The most powerful disconnections create C–C bonds in the retrosynthetic direction, because C–C bond-forming reactions are among the most valuable in synthesis. In the forward direction, these are achieved by Grignard additions, aldol reactions, Wittig reactions, Diels-Alder cycloadditions, and enolate alkylations. Recognizing which functional group in the target molecule was formed from a C–C bond-forming step is the core skill of retrosynthesis.
For multi-step synthesis problems, identify the most complex part of the target — usually the ring system or the most stereochemically demanding center — and work backward from there. Functional group interconversions (FGIs) are your tools for adjusting oxidation state and functionality along the way. A reliable approach: disconnect the target into two fragments of roughly equal complexity, trace each fragment back to commercially available starting materials, and then verify the forward synthetic route is chemically feasible.

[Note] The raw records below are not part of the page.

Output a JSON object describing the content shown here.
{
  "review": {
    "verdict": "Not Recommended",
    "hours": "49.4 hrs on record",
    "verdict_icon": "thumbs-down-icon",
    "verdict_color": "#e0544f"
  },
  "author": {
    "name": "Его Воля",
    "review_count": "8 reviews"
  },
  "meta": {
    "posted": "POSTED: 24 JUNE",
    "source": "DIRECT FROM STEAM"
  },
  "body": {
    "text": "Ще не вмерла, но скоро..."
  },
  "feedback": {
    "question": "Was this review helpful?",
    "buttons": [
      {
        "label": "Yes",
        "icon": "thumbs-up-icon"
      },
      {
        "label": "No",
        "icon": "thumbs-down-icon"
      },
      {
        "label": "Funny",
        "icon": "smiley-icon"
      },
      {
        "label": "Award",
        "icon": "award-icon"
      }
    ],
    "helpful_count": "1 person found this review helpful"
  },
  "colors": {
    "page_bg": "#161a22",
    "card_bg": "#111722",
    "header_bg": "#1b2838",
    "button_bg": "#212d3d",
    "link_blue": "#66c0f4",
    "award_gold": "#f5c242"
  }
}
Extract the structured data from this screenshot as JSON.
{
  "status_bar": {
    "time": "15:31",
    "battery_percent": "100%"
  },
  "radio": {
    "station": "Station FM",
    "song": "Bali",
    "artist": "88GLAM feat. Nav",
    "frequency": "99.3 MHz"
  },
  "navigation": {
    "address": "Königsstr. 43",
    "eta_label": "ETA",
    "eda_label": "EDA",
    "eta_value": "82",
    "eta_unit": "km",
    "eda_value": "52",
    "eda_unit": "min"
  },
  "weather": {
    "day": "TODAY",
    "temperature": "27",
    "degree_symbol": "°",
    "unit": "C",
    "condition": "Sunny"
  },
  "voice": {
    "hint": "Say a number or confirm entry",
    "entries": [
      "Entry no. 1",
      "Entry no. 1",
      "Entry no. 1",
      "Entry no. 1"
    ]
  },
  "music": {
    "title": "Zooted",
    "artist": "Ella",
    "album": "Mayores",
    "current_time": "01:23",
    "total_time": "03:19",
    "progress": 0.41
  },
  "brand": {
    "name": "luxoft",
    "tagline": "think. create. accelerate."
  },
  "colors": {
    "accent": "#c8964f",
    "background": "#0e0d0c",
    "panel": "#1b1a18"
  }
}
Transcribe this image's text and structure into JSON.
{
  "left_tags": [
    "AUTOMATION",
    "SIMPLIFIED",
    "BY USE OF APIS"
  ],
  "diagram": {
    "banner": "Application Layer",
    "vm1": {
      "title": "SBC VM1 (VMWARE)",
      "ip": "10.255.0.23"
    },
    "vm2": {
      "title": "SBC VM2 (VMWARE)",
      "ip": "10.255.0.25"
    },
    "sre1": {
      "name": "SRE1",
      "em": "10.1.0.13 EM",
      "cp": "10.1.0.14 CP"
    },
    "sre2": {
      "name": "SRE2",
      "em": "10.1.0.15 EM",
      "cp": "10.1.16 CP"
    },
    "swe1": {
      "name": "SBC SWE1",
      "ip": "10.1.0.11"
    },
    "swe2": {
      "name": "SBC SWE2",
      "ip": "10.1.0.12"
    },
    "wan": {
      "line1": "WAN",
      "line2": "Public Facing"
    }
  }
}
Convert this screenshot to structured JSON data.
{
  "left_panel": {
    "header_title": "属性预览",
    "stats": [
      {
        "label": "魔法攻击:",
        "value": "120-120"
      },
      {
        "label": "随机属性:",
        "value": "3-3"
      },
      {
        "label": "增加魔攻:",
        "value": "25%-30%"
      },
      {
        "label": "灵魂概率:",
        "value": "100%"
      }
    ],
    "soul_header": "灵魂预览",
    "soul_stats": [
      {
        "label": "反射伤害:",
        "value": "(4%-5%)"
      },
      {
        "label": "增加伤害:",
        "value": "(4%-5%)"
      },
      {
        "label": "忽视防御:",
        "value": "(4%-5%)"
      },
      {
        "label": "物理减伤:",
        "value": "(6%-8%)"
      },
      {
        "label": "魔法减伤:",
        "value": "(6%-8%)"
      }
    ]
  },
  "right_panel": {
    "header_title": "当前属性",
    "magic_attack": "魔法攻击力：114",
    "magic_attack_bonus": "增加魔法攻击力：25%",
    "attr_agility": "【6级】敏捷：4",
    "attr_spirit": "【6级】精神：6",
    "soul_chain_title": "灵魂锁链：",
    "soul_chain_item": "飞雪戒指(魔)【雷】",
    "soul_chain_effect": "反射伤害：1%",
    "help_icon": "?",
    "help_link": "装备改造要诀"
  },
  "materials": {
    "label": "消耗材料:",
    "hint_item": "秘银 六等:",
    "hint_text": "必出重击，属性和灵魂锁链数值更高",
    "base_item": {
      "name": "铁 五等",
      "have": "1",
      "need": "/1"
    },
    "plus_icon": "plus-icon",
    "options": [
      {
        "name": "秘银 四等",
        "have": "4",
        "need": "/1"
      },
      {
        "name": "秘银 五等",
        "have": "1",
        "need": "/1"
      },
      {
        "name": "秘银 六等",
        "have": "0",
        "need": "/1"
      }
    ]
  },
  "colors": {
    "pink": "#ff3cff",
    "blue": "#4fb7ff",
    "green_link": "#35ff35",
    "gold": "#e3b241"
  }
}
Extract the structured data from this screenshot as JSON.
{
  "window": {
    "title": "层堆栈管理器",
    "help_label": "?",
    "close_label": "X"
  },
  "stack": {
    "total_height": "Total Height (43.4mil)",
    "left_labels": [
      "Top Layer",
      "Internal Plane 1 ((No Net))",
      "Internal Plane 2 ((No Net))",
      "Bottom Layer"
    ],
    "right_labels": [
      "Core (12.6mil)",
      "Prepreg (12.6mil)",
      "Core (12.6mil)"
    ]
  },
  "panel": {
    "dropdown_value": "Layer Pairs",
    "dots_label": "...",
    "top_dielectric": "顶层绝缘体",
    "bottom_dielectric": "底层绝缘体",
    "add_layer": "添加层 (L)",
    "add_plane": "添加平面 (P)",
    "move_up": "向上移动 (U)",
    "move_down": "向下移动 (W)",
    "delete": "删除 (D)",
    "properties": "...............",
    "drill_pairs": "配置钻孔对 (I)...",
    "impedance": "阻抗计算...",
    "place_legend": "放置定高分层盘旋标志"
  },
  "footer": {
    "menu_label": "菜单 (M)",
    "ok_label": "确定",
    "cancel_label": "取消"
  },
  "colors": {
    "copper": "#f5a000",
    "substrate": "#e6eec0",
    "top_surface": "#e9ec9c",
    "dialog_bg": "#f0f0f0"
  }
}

How to Use an AI Organic Chemistry Solver Effectively
An organic chemistry AI solver is most valuable when you use it as a mechanism tutor rather than an answer generator. The distinction matters enormously for exam performance. If you submit a problem, receive the answer, and move on, you have not practiced anything — you have only confirmed that the tool works. The students who improve fastest use the solver in a specific way: they attempt the problem first, write out their proposed mechanism, then compare their reasoning with the solver’s step-by-step explanation to identify exactly where their electron-pushing logic diverged.
When reviewing a solver’s explanation, pay particular attention to the rate-determining step. In multi-step mechanisms, the rate law is determined by the slowest step, and understanding which step is slowest tells you how to alter the reaction (change concentration, temperature, solvent, or substrate structure) to influence the rate. This is where exam questions are most likely to probe deeper than surface-level memorization.
Image upload functionality is especially useful for working through textbook problems directly — photograph the problem, upload it, and get a mechanism breakdown without retyping. Paste from clipboard (Ctrl+V) works for screenshots too. For difficult spectroscopy problems, describe the compound’s molecular formula and key IR and NMR signals; a good solver can work through the structural possibilities systematically.
The most valuable use of any organic chemistry solver in the weeks before an exam is to generate varied practice problems across all mechanism types and then time yourself solving them without the tool. Use the tool only to check your work afterward. This mimics exam conditions and forces the mechanistic logic into long-term memory rather than tool-assisted short-term recall.